Of the 7.5 billion dollars in spending reductions that are proposed in this year's budget, more than 3 billion is out of education funding. That's the biggest reduction to any department. 
Jackson is a spokeswoman for the California Teachers Association. She says education has already dealt with 17 billion dollars less in funding over the past two years.
"It's always a cut. It's not additional revenues for schools and that's problematic for us," Jackson says.
Jackson says that's meant thousands of layoffs for teachers and bigger class sizes. She says the proposed funding level is a lot better than what the Governor recommended.
A 1988 law requires that education usually gets at least 40 percent of the General Fund. That law is being suspended this year, and funds schools don't get now will be repaid to them, eventually.
The California Department of Education's Hillary McLean says although officials are upset about the cuts, at this point they're just relieved funds will start flowing again. 
"At the end of the day we're happy the budget deal is done and we look forward to a productive year and hopefully a better day for education funding in the future," McLean says.
Without a budget in place, the Department of Education hasn't been able to finance some programs like state funded child care, McLean adds. Those payments should soon be able to resume. 


Unlike education funding, the current budget proposal is kind---comparatively--- to health care spending.
After reviewing this year's health and human services budget, patient and consumer advocates brought up two points. First, that the proposed budget could have been a lot worse. And secondly, they all expressed fear of the dreaded blue pencil.
"We are concerned that the Governor could make additional cuts using his blue pencil authority," says Anthony Wright, the head of Sacramento based Health Access.
As Carmela Castellano Garcia of the California Primary Care Association notes, Governor Schwarzenegger has been known to use his blue pencil authority with gusto.
"Last year, the Governor blue penciled at least thirty million dollars in community clinic funding. So in one fell swoop, we lost thirty million dollars in funding during a time when the need for services by the uninsured in our state was growing at a tremendous pace," Castellano Garcia says.
And Rusty Selix, who heads Mental Health America California, says he hoped the Democrats worked out a deal with the Governor to keep the blue pencil out of the process.
"We're hoping there's an agreement on the total size of the budget. And that there's an agreement there won't be any major surprises," Selix says. 

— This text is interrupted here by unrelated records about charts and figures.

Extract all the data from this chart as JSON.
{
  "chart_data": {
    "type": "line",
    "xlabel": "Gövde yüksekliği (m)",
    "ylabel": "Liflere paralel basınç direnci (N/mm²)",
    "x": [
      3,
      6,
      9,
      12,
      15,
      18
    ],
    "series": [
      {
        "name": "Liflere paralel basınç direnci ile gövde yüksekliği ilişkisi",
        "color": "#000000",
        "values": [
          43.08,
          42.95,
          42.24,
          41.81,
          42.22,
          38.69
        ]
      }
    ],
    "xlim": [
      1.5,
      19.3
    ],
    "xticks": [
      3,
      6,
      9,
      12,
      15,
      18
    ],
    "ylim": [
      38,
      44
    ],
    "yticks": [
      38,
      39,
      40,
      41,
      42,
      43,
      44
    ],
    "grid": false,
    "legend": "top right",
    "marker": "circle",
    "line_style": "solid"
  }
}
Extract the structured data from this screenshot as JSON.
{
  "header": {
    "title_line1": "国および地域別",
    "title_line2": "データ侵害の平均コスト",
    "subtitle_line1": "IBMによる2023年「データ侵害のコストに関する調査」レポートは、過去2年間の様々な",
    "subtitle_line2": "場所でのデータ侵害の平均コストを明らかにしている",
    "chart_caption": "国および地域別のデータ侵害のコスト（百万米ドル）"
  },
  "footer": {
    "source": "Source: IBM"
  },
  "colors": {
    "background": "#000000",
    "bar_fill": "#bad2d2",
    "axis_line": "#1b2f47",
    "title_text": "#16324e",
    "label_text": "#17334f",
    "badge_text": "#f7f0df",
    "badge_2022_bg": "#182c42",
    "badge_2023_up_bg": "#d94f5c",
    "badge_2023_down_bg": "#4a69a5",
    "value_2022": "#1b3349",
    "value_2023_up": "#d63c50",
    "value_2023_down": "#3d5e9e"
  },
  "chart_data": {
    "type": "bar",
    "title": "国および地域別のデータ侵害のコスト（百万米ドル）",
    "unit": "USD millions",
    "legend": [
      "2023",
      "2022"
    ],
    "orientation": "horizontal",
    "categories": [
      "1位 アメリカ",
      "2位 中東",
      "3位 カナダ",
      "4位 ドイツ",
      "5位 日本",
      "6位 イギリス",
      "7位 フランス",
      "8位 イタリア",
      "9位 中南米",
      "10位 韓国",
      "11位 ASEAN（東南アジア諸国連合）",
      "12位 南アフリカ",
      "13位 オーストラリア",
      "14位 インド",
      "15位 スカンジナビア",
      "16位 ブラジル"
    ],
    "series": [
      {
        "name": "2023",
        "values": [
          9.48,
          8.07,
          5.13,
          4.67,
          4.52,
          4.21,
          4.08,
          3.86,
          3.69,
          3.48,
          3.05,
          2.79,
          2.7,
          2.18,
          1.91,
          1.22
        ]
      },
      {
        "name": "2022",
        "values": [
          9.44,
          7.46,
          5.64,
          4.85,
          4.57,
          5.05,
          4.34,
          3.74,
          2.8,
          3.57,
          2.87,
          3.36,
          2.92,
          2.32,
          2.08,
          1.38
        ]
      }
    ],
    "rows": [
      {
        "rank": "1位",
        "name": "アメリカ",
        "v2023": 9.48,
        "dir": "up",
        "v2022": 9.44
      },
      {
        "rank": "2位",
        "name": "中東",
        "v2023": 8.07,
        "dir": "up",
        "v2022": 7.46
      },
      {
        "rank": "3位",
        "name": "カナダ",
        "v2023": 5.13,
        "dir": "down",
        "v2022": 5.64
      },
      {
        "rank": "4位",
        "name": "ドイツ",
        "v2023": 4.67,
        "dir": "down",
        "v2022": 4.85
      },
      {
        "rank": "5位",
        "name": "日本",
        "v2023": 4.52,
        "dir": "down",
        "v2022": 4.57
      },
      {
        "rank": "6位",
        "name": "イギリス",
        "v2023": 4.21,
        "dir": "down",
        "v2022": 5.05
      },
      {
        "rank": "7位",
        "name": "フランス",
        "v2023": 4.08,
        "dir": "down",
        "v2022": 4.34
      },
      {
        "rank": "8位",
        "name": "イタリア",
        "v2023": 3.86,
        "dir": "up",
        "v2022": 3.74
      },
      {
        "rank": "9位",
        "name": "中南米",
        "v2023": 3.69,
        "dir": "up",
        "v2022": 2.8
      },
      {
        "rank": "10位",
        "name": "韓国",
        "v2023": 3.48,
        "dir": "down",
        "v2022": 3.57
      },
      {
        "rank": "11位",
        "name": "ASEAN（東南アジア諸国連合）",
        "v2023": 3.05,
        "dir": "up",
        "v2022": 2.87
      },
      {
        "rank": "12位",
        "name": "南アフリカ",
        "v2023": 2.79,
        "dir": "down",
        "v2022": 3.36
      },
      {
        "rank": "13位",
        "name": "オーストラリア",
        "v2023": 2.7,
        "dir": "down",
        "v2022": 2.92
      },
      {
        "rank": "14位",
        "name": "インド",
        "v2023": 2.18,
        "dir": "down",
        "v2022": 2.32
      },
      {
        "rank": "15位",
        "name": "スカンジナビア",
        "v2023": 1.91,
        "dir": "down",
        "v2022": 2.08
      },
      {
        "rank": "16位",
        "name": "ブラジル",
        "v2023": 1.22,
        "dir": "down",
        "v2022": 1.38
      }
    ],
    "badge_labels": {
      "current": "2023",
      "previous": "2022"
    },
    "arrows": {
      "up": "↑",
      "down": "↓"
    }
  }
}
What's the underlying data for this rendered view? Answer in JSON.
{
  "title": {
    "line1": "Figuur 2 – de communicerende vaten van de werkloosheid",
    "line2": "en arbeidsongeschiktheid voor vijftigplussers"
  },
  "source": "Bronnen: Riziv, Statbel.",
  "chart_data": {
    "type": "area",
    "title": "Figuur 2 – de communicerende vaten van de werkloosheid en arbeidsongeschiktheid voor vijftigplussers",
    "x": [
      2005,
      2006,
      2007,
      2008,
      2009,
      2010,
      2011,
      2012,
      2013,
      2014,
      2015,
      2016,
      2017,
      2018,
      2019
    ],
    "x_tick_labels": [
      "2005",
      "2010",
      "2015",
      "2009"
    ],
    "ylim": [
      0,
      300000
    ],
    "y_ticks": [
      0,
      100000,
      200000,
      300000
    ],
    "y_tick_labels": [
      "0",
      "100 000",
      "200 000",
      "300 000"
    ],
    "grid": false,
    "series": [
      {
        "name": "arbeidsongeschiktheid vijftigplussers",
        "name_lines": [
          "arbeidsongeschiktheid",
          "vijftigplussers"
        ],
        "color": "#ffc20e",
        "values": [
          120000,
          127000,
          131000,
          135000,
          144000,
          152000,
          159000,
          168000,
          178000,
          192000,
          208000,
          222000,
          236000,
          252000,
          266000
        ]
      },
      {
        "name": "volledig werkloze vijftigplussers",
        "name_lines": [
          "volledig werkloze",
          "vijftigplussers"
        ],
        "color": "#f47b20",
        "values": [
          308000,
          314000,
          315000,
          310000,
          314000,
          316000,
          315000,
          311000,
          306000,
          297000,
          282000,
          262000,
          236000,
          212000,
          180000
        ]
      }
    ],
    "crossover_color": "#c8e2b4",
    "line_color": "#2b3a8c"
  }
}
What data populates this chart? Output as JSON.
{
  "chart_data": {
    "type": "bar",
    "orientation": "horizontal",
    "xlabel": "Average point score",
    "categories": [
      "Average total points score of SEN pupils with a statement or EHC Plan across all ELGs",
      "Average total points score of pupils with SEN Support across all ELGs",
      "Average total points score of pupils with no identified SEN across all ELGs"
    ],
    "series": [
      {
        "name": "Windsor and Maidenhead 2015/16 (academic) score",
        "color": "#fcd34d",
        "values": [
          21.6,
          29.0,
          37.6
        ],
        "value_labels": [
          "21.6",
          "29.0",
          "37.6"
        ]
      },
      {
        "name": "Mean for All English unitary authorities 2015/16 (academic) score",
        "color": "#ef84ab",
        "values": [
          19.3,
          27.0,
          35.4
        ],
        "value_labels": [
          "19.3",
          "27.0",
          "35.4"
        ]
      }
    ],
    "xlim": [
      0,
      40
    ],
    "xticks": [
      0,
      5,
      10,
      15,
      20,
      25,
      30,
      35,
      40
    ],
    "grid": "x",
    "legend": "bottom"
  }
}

As it is, the current budget proposal would mean in home support services will lose 300 million dollars. That equals about a half hour of work per day per employee. Medi-Cal will see 200 million in cuts, those will happen by shifting seniors and the disabled to managed style care. 
Those budget lines receive federal matching dollars, and those funds helped balance this budget. Wright says that means it's unlikely they will get the blue pencil treatment.